Results for non-HDL were similar to those for TC, as would be expected, because the non-HDL fraction makes up 70–80% of TC (). The magnitude of effect increased slightly for PFNA and PFHxS. LDL results () should mirror those for non-HDL; however, the sample size for LDL analyses was half as large. We found a somewhat similar pattern for PFNA and PFHxS, but no association with PFOA and PFOS concentration.
We repeated all cholesterol models and adjusted for albumin. Results were substantively the same as those presented above (data not shown). Results were similar as well in models that considered PFC concentration as a continuous predictor (). PFOS, PFOA, and PFNA were all positively associated with TC and non-HDL (effect estimates were statistically significant for PFOS and PFOA). The opposite was seen for PFHxS, which was negatively associated with TC, non-HDL, and LDL.

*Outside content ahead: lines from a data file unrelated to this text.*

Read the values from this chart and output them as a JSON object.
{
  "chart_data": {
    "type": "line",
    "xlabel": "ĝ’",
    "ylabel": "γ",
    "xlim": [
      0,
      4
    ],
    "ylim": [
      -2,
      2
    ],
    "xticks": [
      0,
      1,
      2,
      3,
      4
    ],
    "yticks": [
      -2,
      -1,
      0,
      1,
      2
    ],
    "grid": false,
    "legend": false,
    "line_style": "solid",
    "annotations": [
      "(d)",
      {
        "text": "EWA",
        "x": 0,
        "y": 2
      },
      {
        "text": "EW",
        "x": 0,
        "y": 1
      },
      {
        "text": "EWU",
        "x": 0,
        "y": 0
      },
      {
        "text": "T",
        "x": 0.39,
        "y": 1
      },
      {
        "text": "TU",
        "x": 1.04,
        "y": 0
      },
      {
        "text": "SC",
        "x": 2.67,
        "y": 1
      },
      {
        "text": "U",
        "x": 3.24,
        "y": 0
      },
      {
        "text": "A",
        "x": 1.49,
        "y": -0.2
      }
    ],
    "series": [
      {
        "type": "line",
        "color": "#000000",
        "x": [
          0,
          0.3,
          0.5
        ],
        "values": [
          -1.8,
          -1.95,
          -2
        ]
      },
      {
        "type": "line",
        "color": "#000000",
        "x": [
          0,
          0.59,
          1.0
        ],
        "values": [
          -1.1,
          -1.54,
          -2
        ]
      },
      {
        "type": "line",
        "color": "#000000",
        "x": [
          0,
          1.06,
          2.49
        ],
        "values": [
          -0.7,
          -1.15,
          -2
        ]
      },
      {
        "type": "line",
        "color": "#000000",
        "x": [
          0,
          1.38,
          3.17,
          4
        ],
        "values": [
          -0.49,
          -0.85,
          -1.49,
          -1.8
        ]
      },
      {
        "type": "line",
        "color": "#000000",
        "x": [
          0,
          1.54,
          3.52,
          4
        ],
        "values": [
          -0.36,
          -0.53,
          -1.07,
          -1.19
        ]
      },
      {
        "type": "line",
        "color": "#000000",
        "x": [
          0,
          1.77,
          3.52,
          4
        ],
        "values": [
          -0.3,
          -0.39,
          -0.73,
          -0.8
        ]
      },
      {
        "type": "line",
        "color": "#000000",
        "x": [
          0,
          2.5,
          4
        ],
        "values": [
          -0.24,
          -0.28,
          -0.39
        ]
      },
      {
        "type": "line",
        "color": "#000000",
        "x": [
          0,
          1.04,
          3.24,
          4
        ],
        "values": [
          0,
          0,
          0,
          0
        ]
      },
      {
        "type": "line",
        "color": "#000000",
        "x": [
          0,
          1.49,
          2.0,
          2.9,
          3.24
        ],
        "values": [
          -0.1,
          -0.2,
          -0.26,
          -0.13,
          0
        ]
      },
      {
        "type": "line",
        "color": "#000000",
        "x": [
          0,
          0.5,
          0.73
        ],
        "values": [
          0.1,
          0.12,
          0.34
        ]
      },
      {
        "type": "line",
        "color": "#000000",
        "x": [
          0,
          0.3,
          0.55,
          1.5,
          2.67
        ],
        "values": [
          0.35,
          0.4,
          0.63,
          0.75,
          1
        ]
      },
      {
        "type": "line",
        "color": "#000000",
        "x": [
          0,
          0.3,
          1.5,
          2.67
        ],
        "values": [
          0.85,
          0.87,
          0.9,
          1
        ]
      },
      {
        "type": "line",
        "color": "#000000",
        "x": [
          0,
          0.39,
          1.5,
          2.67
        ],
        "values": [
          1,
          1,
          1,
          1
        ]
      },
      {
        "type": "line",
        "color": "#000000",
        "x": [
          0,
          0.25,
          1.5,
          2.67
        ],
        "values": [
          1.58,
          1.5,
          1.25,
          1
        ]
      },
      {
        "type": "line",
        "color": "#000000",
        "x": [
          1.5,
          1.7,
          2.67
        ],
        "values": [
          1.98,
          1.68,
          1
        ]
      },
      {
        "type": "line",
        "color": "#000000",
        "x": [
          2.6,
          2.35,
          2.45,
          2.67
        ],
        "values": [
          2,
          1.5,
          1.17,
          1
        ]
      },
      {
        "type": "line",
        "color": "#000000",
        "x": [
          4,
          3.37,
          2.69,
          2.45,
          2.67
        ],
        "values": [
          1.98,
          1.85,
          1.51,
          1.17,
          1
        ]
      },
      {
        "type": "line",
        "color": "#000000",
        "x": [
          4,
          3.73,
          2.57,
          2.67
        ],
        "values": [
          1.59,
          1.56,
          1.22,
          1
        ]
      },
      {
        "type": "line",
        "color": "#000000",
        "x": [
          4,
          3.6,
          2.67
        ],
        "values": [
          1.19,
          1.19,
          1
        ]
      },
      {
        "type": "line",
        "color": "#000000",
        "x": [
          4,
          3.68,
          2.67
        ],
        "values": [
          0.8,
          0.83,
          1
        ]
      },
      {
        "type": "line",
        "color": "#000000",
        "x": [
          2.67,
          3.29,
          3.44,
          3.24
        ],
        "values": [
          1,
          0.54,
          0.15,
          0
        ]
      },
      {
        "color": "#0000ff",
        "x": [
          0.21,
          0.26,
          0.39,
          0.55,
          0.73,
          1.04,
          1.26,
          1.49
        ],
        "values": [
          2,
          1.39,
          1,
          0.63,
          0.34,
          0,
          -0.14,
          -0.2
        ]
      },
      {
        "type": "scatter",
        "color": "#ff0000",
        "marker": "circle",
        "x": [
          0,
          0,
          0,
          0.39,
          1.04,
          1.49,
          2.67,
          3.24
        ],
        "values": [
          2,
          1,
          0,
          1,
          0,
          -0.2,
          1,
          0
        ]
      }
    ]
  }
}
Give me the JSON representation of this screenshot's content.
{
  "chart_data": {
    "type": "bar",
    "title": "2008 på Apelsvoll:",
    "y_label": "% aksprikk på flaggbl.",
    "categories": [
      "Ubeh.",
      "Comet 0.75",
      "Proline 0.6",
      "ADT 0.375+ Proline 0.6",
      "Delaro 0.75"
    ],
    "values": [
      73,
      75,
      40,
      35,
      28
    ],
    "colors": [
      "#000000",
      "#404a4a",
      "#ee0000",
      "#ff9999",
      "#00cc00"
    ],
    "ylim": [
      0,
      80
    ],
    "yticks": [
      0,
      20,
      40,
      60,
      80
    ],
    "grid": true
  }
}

In addition, we performed several sensitivity analyses that also had no qualitative effect on results from the quartile analysis: the inclusion of adults missing data on use of cholesterol-lowering medication, the inclusion of all adults (even those who reported taking medications), the exclusion of points identified as outliers in the continuous models from , and use of NHANES sampling weights.
We found fewer meaningful associations between body weight and PFC concentrations [see Supplemental Material, Table 3 (doi:10.1289/ehp.0901165.S1)]. The strongest effects were seen with PFOS among males. In males 12–19 and 20–59 years of age, BMI decreased with increasing PFOS exposure. Teenage boys in the highest PFOS quartile had BMIs that were 2.8 points (95% CI, −4.1 to −1.4) lower than those in the lowest quartile (p-value for trend = 0.004). In men 60–80 years of age, on the other hand, increasing PFOS exposure was associated with increased BMI [effect estimate for the top quartile compared with lowest of 1.6 (95% CI, 0.14–3.0)]. We did not see evidence of a relationship in the female age groups. Results for the other PFCs were less consistent, and those for WC were similar to BMI.
On the whole, we found no association between PFC concentrations and HOMA. Although there were isolated suggestive trends, such as a significant positive trend with PFNA in adult females and a negative one with PFHxS in adolescent females, effects were not consistent [see Supplemental Material, Table 3 (doi:10.1289/ehp.0901165.S1)].